The media release is (unfortunately) rather light on some of the details that we might have liked to understand better, but here is the basic approach being taken by Shariat and his colleagues:

  • When the patient is relatively young and his PSA level is only slightly raised, he is initially, actively monitored with regular follow-ups. The goal is to avoid unnecessary procedures while ensuring that any malignant development of a tumor is reliably detected.
  • If the PSA value is so elevated that a biopsy needs to be considered, the PSA test is initially repeated within 12 weeks, and additional tests with other (unspecified) biomarkers and mathematical calculation models are factored into the decision-making process.
  • New molecular methods in imaging and pathology, along with the mathematical modeling, is used to create a comprehensive biological profile of the cells — enabling precise risk assessment for the individual patient by the diagnostic team, accurate localization of the tumor, and accurate determination of its molecular structure.
  • This series of processes facilitates better estimation of whether treatment is needed and would be useful, and how likely it is that the patient will respond well to different types of treatment.
  • If the diagnostic/prognostic model recommends surgery as the therapy of choice, it is also strongly recommended to the patient that surgery is carried out at a specialist center that conducts this type of surgery with a high level of experience and frequency.
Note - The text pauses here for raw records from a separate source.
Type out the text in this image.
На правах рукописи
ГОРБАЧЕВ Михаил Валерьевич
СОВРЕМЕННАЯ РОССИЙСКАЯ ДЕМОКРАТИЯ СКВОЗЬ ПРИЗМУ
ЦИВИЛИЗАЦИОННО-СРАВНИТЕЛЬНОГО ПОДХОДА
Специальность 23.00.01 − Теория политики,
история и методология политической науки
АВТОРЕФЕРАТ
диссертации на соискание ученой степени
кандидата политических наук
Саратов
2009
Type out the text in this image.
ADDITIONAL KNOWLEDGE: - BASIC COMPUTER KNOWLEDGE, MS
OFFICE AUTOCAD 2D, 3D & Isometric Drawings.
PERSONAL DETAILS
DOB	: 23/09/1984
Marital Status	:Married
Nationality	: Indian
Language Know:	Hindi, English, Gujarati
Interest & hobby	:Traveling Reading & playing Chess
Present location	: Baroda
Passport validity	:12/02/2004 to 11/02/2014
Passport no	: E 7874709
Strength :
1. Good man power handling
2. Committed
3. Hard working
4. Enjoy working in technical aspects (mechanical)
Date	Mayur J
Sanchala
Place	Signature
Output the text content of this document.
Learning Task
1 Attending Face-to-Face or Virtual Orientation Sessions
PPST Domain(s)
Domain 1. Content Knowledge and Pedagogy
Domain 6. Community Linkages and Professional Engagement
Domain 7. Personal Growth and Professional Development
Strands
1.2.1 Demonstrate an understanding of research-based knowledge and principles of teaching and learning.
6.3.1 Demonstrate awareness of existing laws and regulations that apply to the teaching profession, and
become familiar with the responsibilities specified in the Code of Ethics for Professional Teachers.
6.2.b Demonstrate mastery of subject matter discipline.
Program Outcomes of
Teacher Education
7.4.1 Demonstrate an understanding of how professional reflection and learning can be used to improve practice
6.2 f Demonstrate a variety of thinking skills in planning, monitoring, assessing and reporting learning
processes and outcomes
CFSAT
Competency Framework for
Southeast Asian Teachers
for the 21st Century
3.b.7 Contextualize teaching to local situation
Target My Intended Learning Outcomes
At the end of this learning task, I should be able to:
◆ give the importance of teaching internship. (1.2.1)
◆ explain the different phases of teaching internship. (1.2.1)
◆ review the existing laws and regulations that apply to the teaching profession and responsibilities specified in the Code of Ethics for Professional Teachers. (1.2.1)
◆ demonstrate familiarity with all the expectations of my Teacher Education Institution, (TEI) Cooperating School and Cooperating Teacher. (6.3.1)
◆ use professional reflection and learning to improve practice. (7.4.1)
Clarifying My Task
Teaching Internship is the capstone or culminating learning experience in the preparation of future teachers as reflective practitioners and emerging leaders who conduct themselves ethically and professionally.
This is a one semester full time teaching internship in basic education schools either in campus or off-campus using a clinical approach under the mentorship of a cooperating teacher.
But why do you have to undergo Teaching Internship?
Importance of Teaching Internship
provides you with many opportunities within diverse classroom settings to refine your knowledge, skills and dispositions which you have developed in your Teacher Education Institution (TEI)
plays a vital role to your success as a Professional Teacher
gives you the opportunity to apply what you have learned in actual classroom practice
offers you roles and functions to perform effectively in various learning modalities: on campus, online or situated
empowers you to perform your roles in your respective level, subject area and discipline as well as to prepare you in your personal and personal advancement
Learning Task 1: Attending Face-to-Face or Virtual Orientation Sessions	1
Compared to the USA, the population of Austria is, of course, relatively small at about 8.5 million (more like the populations of the states of New Jersey or Arizona in the USA). There are something like 4,700 new patients diagnosed with prostate cancer in Austria each year, and about 1,146 men actually die from prostate cancer in any one year, so a strategy like this is much more feasible to execute on a national level than it would be here in the USA.

Having said that, it would be interesting to know a little more about the “new molecular methods and imaging” — and the mathematical modeling systems — being used by Shariat et al. in the work-up of patients who appear to be at risk for prostate cancer, and the long-term outcomes of men evaluated and treated (or monitored but not treated) using this process over time.